Science and religion huh? No problem. Until recently science and religion have been operating in different spheres of enquiry, so no wonder they haven’t met up – even if we think that ultimately, they should. But they already have and its beautiful.
When science was born in the very roughly eighteenth century, think frock coats and wigs, fresh in the memory of those involved was being burned at the stake for heresy. Because of this real danger, scientists decided to limit the focus of their enquiries to the physical world, the seen, and avoid any entanglements with the ruling religion. The power of the church may have begun to wane, but it started from absolute. So science stayed over here in the physical world, separate from religion and did very well at describing and eventually understanding it. Leave religion to dominate the unseen.
Enter me, being born with an enquiring mind in the late twentieth century into an atheist family with engineering roots, I naturally fall into the scientist category. There is no unseen, its really hard to see! I decided as a young adult that I had no idea what God’s job description was happily put it in the ‘I don’t know’ bucket and got on with my life. Except the unseen wanted its presence to be felt and continually gave me nudges and occasional kick I could not ignore. I began a relationship with the unseen through yoga and meditation that my scientist mind found difficult to understand, of course it did! The scientist mind had little concept of what was going on unseen inside itself. My scientist mind mocked the growing belief in the unseen but couldn’t ignore the calm and peace that I found there and began to bring into the physical world.

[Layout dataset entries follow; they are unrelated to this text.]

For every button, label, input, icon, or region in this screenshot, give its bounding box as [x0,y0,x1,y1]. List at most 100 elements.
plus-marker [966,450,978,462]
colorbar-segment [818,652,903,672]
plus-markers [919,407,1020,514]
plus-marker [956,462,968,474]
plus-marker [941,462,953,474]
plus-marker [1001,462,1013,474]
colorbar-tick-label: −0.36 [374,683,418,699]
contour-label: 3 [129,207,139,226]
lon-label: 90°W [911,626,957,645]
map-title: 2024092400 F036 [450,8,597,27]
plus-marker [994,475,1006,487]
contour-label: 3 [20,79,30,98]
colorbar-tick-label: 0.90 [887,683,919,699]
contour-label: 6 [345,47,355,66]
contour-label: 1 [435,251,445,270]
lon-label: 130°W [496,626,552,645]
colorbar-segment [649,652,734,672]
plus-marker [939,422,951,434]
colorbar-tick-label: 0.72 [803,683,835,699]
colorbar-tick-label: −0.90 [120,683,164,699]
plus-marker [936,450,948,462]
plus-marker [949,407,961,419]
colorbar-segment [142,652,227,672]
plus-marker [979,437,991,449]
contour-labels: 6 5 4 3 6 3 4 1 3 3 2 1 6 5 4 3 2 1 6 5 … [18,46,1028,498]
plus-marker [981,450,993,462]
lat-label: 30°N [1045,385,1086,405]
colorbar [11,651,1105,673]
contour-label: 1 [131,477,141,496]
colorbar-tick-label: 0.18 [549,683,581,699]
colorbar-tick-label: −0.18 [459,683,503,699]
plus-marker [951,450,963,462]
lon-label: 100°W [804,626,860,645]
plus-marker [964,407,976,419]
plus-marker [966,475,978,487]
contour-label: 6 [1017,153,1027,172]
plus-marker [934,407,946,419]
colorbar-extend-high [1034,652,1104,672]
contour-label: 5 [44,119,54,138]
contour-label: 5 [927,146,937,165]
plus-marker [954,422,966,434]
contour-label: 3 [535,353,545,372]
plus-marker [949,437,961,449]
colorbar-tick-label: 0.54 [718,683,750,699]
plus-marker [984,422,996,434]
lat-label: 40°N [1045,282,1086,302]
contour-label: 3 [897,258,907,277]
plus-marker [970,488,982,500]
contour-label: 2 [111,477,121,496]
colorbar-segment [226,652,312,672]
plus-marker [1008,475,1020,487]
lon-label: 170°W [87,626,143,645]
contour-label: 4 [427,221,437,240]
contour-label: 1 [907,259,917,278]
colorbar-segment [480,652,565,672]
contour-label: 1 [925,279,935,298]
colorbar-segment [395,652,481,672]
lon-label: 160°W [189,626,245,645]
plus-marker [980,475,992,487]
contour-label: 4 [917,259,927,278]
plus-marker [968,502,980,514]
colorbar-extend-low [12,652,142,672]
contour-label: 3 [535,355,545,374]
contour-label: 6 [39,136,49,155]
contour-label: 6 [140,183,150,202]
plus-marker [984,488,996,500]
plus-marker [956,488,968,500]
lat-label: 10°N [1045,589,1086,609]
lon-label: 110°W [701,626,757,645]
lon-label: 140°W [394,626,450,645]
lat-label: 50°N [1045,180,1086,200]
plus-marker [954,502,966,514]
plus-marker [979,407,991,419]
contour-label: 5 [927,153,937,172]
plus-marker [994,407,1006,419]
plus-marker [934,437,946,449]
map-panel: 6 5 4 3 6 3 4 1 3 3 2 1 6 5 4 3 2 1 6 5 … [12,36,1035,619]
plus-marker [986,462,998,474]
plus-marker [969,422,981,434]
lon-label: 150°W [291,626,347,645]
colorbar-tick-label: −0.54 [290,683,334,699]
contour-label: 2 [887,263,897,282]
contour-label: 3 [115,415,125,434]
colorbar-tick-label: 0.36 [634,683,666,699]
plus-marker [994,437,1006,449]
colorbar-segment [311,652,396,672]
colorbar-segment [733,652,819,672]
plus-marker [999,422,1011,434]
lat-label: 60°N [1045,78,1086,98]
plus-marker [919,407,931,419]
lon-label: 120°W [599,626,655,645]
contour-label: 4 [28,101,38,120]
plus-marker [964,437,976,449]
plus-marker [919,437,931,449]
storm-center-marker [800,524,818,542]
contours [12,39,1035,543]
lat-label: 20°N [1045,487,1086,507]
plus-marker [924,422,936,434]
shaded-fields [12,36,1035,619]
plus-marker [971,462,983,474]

The place where science meets the unseen is of course physics. That is why for the last one hundred years physics has been very confused and despite making vast leaps in understanding was very, very far away from a theory of everything. The current physics of the very small (the quantum world) and the very large (cosmology) do not work together. Any prediction that is 130 orders of magnitude out (not 130% but 130 zeros, google the ‘vacuum catastrophe’) is pretty far off the mark.
Enter stage left Nassim Haramein, an avant-guard physicist who likes to keep his interests wide open rather than the intensely restrictive tendency to specialize that modern science suffers from. For me, his reinvention of the standard model of physics blew the lid off those discrepancies and the top off my head. I can’t do his eloquent and expansive innovations as much justice as he does, find him on Gaia.com here
Sadly behind a pay wall but it’s worth it. I will give you a flavor of the key paradigm shifts that brought my scientific self and spiritual self into stunning coherence:
Sacred geometry is sacred because it’s what the Universe is built out of. Each centimeter cubed of space time contains more energy than all the mass in the visible Universe and its stable because of sacred geometry. This unimaginable energy is what space time is built from, and you are made of space time, your house is made of space time. You, your house and the Universe are made of the same stuff and at a fundamental level, one thing. In this eye-watering existence, not just pairs of atoms are entangled but all atoms are entangled. An atom in Neptune is entangled with an atom in me, an atom in you is entangled in an atom in me. Grandmother spiders web becomes described by equations. My heart melts. You not only can access this energy but do, all the time, and it is responsive to your consciousness. You are an indivisible part of this energetic Universe. Gravity is love! A vastly powerful force that attracts, and God? God is the inconceivable sum of the energy, consciousness and love that is this Universe, many Universes. Incomprehensible in our limited human self but accessible in every moment thru the unseen.
Breathe.
So now I’m exploring this living, loving Universe with a renewed sense of connectedness to all that is. Where the spiritual truths I have heard and read are becoming reflected in my life in fresh ways. I am hopeful.